O cenário político norte americano é permeado de teologia de ungidos e da providência divina. Quase todo candidato a presidente de direita é da estirpe de Deus. Para um bom número de cristãos, quem escolheu Trump foi Deus.

No Brasil, há pouco, a página Ativismo Protestante compartilhou um o vídeo (esse) de pastores evangélicos orando de mãos estendidas sobre Temer e lendo passagens que aludiam à escolha divina e providencial para o governo do Brasil - e é claro que o Malafaia estava lá no fundo sendo o Malafaia. A legenda do vídeo diz "pastores dizem a Michel Temer que Deus o escolheu para presidente do Brasil. Alguém ainda acredita nisso?" 


Boa pergunta, alguém ainda acredita nisso? Mesmo depois de morder a goiaba e achá-la toda bichada, ainda conseguem dizer que é da goiabeira de Deus? Ainda alguém consegue dizer que foi providência? Mas sem perceber, a página humorística (claramente reformada) se deu um tiro teológico no pé. Se podemos perguntar de Temer, por que não perguntar de Constantino? Por que não perguntar de Ciro? E Nabucodonosor?

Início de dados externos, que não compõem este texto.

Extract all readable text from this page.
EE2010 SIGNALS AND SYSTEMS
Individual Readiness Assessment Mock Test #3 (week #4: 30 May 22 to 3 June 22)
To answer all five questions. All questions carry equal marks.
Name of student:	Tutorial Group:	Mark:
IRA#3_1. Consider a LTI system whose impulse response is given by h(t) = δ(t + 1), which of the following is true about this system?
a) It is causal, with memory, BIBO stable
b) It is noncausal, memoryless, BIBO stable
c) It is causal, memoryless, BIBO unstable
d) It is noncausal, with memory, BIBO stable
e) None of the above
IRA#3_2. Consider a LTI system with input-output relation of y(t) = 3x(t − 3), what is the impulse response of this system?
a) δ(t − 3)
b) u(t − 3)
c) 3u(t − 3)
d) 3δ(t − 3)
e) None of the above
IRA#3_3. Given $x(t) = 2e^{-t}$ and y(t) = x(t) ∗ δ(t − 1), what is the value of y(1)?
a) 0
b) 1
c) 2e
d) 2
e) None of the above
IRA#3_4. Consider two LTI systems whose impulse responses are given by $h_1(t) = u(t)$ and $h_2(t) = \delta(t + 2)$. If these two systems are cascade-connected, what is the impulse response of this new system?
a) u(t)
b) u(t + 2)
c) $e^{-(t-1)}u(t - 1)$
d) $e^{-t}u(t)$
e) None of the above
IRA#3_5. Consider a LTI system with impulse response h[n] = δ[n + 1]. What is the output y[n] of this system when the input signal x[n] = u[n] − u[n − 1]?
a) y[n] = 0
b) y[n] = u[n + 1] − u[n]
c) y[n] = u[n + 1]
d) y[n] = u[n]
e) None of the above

Será que as escolhas foram divinas mesmo? E oportunismo histórico da parte dos hebreus e cristãos posteriores, não houve? 

É fácil acreditar e projetar uma teologia de providência a um passado romantizado onde os defeitos e pecados do ungido são eclipsados pelo seu heroísmo e instrumentalização nas mãos de Deus. No passado, tudo fica lindo e Deus faz grandes manobras geopolíticas em favor de seu povo ungindo pagãos violentos e corruptos. Aqui no presente, nem tanto. 

Era de se esperar que os hebreus antigos, ao registrar de suas crônicas, interpretariam as movimentações políticas de seu mundo e sua história religiosa como o manusear de Deus na história. Contudo, isso não quer dizer teologicamente que assim o foi. 

Mas e nos dias de hoje? Quem vai botar a cara a tapa e clamar providência divina com o Temer? Com o Trump? Desculpe-me, mas eu não. Sou cristão e não posso blasfemar. Jesus não deu margem à interpretação de que Deus usa César providencialmente para consertar a nação. Também não vou entrar na questão de Paulo e de como entendia a relação de Deus e o governo porque isso vai muito longe, mas resumindo, talvez ele estivesse apenas especulando e não descrevendo deveras como Deus distribui poder - também porque quem tem o poder do mundo para distribuir, de acordo com Jesus, é o capiroto, lembra a tentação do deserto? 

Não dá mais para engolir esse papo de providência meticulosa como se ainda vivêssemos em um mundo pré-científico. Há as ciências sociais e tantas outras que nos permitem refinar o vocabulário religioso de maneira que não precisamos mais usar formulações teológicas tão rígida e literalmente. Não faz bem a ninguém ter uma leitura simplista do mundo onde tudo é decreto, tudo é de acordo com a vontade de Deus, tudo é Deus, Deus, Deus. 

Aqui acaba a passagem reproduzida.